C’est une façon de tourner, une façon d’accueillir les interprètes, en l’occurrence les actrices, de telle sorte qu’on ne les introduit pas dans un monde qui sorte du passé. Même si elles sont en costumes et dans des décors d’un autre temps, j’essaye de leur donner le sentiment qu’il n’y a pas de rupture entre le moment où elles sont en train de tourner et ce qu’elles sont censées représenter. Cela va jusqu’à la façon de tourner, d’enchaîner les scènes. J’essaye de créer une espèce d’évidence des choses qui fait qu’elles se passent comme ça parce qu’elles doivent se passer comme ça : exactement comme quand on vit au présent. Les actrices jouent au présent au lieu de jouer au passé. C’est pour cela que le film donne cette sensation de présent. Il y a deux façons de faire des films historiques. Soit d’une manière historiographique, comme un antiquaire, ce qui peut être très beau, avec un grand souci de montrer le passé comme un monde en soi. Ou, et c’est ma façon, on essaye de le rendre le plus contemporain et le plus présent possible, sans anachronisme. Cela m’a apporté beaucoup par exemple que Léa Seydoux, Diane Kruger et Virginie Ledoyen jouent dans leurs costumes, non pas comme si elles étaient costumées, dans un déguisement, dans un camouflage, mais comme si au moment où elles jouent, elles étaient dans la robe qui est la leur à ce moment là.

Quelle rôle a joué la beauté dans le choix de vos actrices ?
La beauté n’est pas grand chose si ce n’est pas la splendeur de la vérité. C’est un peu emphatique, mais c’est Platon qui l’a dit. Ce que j’espère des actrices, au-delà de leur beauté, c’est qu’elle soient vraies et que, du coup, leur beauté soit vraie. Parce que le cinéma est un instrument de vérité et non de mensonge, contrairement à ce que certains pensent.

Vous représentez un roi faible. Etait-ce un choix pour mieux vous concentrer sur les personnages féminins ?
Cela me semblait important que Louis XVI apparaisse comme un personnage indécis, maladroit, presque bourgeois (on l’appelait Le grand bourgeois à l’époque) et qu’il ait ce côté presque immature comme si le personnage était incomplet, esquissé. Du coup, dans sa grande scène avec Diane, il apporte une sorte de simplicité et de bonhommie qui peuvent surprendre. Jouer n’est pas l’activité principale de Xavier Beauvois qui est un réalisateur connu. Mais c’est un choix de ma part. Il y a d’ailleurs trois metteurs en scène français dans le film avec Noémie Lvovsky et Jacques Nolot. J’y tenais car ils jouent des rôles qui d’une certaine manière demandent une mise en scène, soit d’eux mêmes, soit du monde dans lequel ils sont. Pour le roi incarné par Beauvois, cela va de soi. Mme Campan (Noémie Lvovsky) est chargée de la mise en scène de l’entourage de la reine et Nolot qui joue un noble dans le couloir est un peu comme un metteur en scène en état de panique.

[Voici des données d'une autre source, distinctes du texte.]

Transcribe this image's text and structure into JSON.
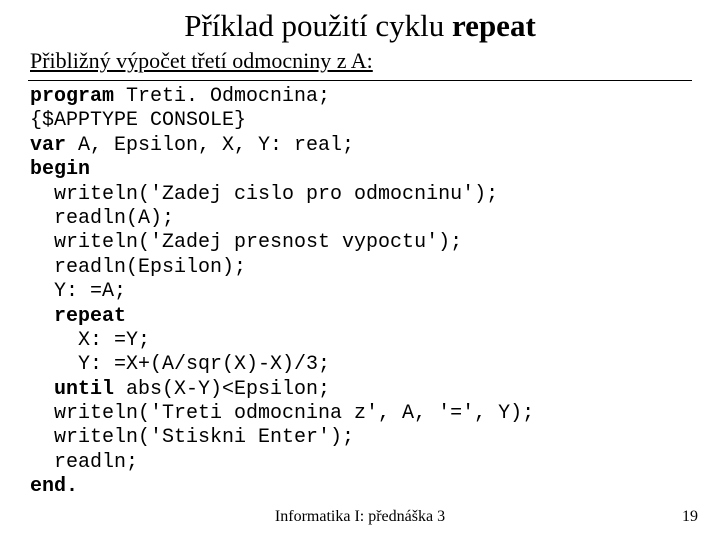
{
  "title_pre": "Příklad použití cyklu ",
  "title_kw": "repeat",
  "subtitle": "Přibližný výpočet třetí odmocniny z A:",
  "code": {
    "l1a": "program",
    "l1b": " Treti. Odmocnina;",
    "l2": "{$APPTYPE CONSOLE}",
    "l3a": "var",
    "l3b": " A, Epsilon, X, Y: real;",
    "l4": "begin",
    "l5": "  writeln('Zadej cislo pro odmocninu');",
    "l6": "  readln(A);",
    "l7": "  writeln('Zadej presnost vypoctu');",
    "l8": "  readln(Epsilon);",
    "l9": "  Y: =A;",
    "l10": "  repeat",
    "l11": "    X: =Y;",
    "l12": "    Y: =X+(A/sqr(X)-X)/3;",
    "l13a": "  until",
    "l13b": " abs(X-Y)<Epsilon;",
    "l14": "  writeln('Treti odmocnina z', A, '=', Y);",
    "l15": "  writeln('Stiskni Enter');",
    "l16": "  readln;",
    "l17": "end."
  },
  "footer_center": "Informatika I: přednáška 3",
  "footer_num": "19"
}
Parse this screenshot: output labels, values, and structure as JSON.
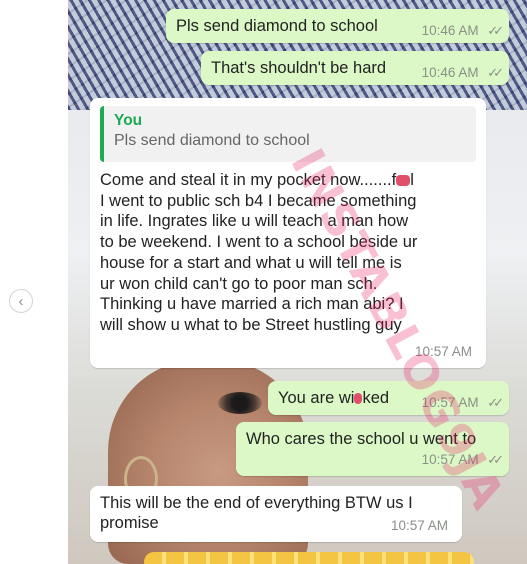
{
  "messages": [
    {
      "text": "Pls send diamond to school",
      "time": "10:46 AM",
      "ticks": "✓✓"
    },
    {
      "text": "That's shouldn't be hard",
      "time": "10:46 AM",
      "ticks": "✓✓"
    },
    {
      "quote_author": "You",
      "quote_text": "Pls send diamond to school",
      "lines": [
        "Come and steal it in my pocket now.......f",
        "I went to public sch b4 I became something",
        "in life. Ingrates like u will teach a man how",
        "to be weekend. I went to a school beside ur",
        "house for a start and what u will tell me is",
        "ur won child can't go to poor man sch.",
        "Thinking u have married a rich man abi? I",
        "will show u what to be Street hustling guy"
      ],
      "line1_tail": "l",
      "time": "10:57 AM"
    },
    {
      "text_a": "You are wi",
      "text_b": "ked",
      "time": "10:57 AM",
      "ticks": "✓✓"
    },
    {
      "text": "Who cares the school u went to",
      "time": "10:57 AM",
      "ticks": "✓✓"
    },
    {
      "lines": [
        "This will be the end of everything BTW us I",
        "promise"
      ],
      "time": "10:57 AM"
    }
  ],
  "watermark": "INSTABLOG9JA",
  "icons": {
    "carousel_prev": "chevron-left-icon",
    "read_receipt": "double-check-icon"
  },
  "colors": {
    "outgoing_bubble": "#dcf8c6",
    "incoming_bubble": "#ffffff",
    "quote_accent": "#1fa855",
    "watermark": "#e91e63"
  }
}
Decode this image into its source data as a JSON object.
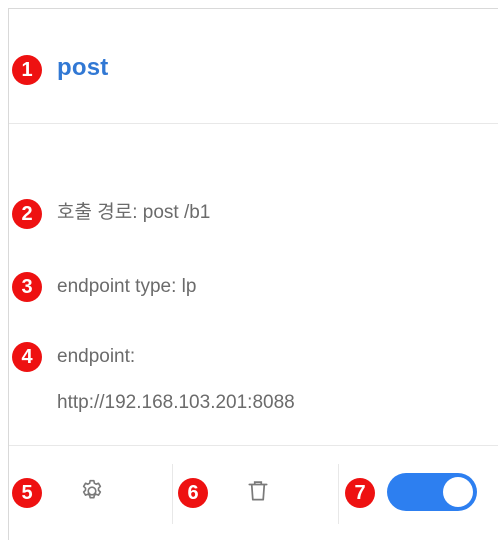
{
  "card": {
    "title": "post",
    "fields": {
      "call_path": "호출 경로: post /b1",
      "endpoint_type": "endpoint type: lp",
      "endpoint_label": "endpoint:",
      "endpoint_value": "http://192.168.103.201:8088"
    },
    "footer": {
      "settings_icon": "gear-icon",
      "delete_icon": "trash-icon",
      "toggle_state": "on"
    }
  },
  "badges": [
    "1",
    "2",
    "3",
    "4",
    "5",
    "6",
    "7"
  ],
  "colors": {
    "title": "#3178d4",
    "text": "#6b6b6b",
    "badge": "#ee1111",
    "toggle_on": "#2d7ff0",
    "border": "#e8e8e8"
  }
}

L’année 2011 a vu beaucoup de fin de règnes et de dynasties dans le monde. Dans quelle mesure cette atmosphère vous-a-t-elle influencé ?
C’est quasiment l’objet du film, son sujet. Il ne s’agit même pas d’influences : le film tourne autour de ça. Je suis personnellement très amateur de fin de règnes. Dans des proportions et des perspectives évidemment très différentes qui tiennent aux lieux et aux situations, les fins de règnes se ressemblent. Les puissances qui tiennent le pouvoir s’y accrochent nécessairement, quelle que soit l’idéologie ou la classe sociale dont elles proviennent. Les fins de règne et surtout les derniers jours, les jours de panique car c’est un naufrage très rapide, ont des traits communs sans doute depuis la nuit des temps et on peut s’intéresser à les identifier. Il faut dire que pour la France et pour l’histoire de l’Europe, les jours précis de bascule des Adieux à la reine ont été absolument décisifs.